In einem Land mit einer der geringsten Eigentumsquoten in Europa sind solche Maßnahmen gar keine gute Idee! Nicht einmal die Hälfte der Bundesbürger lebt im Eigentum; und das, obwohl die eigene Immobilie das Risiko für Altersarmut laut einer aktuellen Bertelsmann Studie signifikant senkt. Wer als Rentner keine Miete mehr zahlen muss, hat einen höheren finanziellen Spielraum. Das niedrige Zinsumfeld würde einen Immobilienkauf an sich begünstigen, doch in Deutschland sind die Erwerbsnebenkosten sehr hoch. Kommt jetzt noch das Umwandlungsverbot, entsteht eine weitere Hürde für Mieter, zum Eigentümer zu werden. Gerade in Städten, in denen es kaum Häuser, sondern vor allem Wohnungen gibt, wird es für Privatleute nun kaum mehr möglich sein, Immobilien zu erwerben, wenn das Gesetz in Kraft tritt. Zumal die Kaufpreise für die Wohnungen in bereits aufgeteilten Häusern durch die Angebotsverknappung weiter s teigen werden – und damit auch die Mieten.
Natürlich sind die Interessen der Bestandsmieter wichtig! Sie dürfen nicht das Nachsehen haben, wenn ihre Mietwohnungen den Besitzer wechseln. Allerdings sind hier bereits Schutzmechanismen in Kraft: So kann dem Mieter in angespannten Wohnungsmärkten zum Beispiel erst zehn Jahre nach der Begründung von Wohnungseigentum gekündigt werden – und selbst das nur, wenn ein anerkannter Kündigungsgrund vorliegt.

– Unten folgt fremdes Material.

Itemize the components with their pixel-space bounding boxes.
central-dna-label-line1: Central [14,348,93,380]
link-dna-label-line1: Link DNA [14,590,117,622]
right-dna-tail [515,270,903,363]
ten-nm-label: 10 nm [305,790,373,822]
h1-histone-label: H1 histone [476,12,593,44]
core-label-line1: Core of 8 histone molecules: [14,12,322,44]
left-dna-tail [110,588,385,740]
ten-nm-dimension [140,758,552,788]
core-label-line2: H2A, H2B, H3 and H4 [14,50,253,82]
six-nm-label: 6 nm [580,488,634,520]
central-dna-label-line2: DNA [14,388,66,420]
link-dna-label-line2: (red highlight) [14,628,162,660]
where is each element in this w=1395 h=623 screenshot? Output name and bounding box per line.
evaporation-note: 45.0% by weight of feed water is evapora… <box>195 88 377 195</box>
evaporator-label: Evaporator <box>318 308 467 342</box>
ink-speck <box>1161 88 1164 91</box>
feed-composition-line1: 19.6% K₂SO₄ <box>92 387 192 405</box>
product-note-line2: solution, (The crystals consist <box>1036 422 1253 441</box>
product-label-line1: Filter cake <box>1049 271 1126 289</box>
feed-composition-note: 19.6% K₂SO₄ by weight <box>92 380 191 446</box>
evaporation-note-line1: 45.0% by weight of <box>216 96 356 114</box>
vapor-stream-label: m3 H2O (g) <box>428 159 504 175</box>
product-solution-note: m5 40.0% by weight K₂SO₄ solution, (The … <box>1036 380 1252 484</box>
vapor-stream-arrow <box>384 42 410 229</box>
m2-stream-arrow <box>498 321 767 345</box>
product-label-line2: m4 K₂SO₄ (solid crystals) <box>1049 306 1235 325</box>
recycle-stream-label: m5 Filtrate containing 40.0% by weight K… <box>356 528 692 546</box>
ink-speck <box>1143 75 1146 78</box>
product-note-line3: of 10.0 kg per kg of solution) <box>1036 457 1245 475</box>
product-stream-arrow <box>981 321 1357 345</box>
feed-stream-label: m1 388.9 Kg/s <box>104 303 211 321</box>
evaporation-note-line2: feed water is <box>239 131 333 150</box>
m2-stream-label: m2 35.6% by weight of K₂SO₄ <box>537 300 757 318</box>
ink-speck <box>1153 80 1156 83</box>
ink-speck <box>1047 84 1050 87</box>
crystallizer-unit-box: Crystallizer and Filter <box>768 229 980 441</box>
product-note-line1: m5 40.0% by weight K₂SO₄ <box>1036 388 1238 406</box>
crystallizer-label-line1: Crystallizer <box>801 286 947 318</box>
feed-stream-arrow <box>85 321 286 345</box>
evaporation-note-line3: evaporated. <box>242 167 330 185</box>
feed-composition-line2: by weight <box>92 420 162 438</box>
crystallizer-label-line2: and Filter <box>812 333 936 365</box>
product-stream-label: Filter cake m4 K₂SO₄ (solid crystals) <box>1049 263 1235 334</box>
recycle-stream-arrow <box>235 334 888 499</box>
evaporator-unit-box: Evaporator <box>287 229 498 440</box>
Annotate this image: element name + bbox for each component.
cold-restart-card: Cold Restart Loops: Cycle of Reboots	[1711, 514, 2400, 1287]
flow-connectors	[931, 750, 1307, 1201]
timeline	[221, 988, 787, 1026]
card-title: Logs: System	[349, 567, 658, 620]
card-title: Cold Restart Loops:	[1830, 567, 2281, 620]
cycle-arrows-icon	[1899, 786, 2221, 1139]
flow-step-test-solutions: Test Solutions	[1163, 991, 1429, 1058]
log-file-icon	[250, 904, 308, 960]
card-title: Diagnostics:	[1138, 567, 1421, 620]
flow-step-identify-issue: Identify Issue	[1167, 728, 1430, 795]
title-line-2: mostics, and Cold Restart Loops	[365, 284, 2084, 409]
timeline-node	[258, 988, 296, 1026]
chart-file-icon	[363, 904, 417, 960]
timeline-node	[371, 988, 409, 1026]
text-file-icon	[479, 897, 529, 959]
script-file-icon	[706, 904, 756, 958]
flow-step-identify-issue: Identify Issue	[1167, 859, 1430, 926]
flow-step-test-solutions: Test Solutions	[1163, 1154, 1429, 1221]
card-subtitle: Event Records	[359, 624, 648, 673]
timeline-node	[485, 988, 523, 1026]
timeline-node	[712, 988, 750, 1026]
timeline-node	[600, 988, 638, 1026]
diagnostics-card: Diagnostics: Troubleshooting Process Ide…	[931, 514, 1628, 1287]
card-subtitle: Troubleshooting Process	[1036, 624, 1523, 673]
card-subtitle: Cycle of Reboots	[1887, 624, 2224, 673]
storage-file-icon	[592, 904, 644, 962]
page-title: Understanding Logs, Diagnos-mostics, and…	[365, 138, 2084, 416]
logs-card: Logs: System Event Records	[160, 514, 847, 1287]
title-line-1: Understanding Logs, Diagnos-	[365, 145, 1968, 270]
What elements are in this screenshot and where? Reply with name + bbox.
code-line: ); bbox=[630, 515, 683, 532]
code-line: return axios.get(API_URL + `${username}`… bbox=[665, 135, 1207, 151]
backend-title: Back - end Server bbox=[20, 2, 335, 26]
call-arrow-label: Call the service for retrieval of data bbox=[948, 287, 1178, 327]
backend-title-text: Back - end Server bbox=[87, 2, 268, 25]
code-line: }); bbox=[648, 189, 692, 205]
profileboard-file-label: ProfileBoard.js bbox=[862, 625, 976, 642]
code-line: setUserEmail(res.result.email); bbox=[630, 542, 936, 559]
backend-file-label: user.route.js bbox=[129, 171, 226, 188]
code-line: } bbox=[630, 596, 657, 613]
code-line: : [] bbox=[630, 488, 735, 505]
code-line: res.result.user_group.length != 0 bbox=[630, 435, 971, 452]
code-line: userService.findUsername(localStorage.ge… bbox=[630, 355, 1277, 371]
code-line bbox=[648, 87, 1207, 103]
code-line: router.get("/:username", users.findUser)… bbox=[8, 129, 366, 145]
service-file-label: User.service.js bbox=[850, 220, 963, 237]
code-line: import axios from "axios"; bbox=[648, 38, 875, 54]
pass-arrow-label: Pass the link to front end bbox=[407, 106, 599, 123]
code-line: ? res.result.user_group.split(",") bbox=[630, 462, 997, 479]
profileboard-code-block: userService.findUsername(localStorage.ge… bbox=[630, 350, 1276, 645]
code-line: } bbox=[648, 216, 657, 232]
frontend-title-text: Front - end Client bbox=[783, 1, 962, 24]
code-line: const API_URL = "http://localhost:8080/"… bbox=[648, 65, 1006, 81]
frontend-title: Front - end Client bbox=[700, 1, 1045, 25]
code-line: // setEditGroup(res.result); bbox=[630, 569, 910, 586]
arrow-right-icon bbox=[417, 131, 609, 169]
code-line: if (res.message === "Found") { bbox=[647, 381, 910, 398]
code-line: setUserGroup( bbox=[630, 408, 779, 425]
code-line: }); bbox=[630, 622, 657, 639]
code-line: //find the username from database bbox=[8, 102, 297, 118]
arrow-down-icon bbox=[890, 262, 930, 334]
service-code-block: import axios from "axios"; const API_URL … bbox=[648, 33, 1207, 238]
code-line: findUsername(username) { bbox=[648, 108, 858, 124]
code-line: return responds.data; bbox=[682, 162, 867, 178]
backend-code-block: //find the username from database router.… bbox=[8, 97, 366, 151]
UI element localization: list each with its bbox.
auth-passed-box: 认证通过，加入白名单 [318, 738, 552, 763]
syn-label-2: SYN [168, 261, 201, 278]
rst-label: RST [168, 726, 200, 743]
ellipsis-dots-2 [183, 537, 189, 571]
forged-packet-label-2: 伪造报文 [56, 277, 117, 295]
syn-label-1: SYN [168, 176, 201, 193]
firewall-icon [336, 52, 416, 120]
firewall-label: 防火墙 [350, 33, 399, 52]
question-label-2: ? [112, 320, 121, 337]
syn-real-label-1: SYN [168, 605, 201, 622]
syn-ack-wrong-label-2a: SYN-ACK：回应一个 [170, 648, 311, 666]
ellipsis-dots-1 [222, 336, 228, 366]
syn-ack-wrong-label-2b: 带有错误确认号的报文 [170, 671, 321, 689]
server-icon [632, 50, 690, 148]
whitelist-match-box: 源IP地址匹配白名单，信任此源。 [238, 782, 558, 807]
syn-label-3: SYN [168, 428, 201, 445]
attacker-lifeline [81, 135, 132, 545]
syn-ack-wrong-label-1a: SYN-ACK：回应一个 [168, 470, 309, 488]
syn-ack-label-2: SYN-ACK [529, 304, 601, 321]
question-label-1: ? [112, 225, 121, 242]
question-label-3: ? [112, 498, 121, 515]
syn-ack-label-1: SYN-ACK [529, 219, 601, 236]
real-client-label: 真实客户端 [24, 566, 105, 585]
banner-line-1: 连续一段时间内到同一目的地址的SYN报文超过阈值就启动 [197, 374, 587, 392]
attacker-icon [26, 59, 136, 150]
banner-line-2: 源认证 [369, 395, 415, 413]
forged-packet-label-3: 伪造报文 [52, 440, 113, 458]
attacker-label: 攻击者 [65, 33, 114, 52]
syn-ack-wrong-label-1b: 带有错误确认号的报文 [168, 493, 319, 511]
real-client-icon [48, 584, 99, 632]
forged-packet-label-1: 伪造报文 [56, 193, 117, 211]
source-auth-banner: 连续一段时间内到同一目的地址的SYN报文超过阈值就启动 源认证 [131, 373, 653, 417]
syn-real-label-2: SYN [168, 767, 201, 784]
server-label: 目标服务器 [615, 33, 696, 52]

Was also will dieser Vorschlag bezwecken, wenn er doch das Problem von bezahlbarem Wohnraum nicht löst, sondern im Grunde nur verschiebt? Wollen die Sozialdemokraten damit soziale Politik machen? Vielleicht sollte man dann einmal eine Begriffsbestimmung vornehmen: Meint „sozial“, den Bedürftigeren auf die Beine zu helfen (Chancengleichheit) oder meint es, dass jeder das Gleiche bekommen soll (Ergebnisgleichheit)? Bei Letzterem wird das Soziale unter der Hand schnell zum Sozialismus. Und genau der vernichtet Wohlstand und unterdrückt Rechte – das zeigt die Geschichte.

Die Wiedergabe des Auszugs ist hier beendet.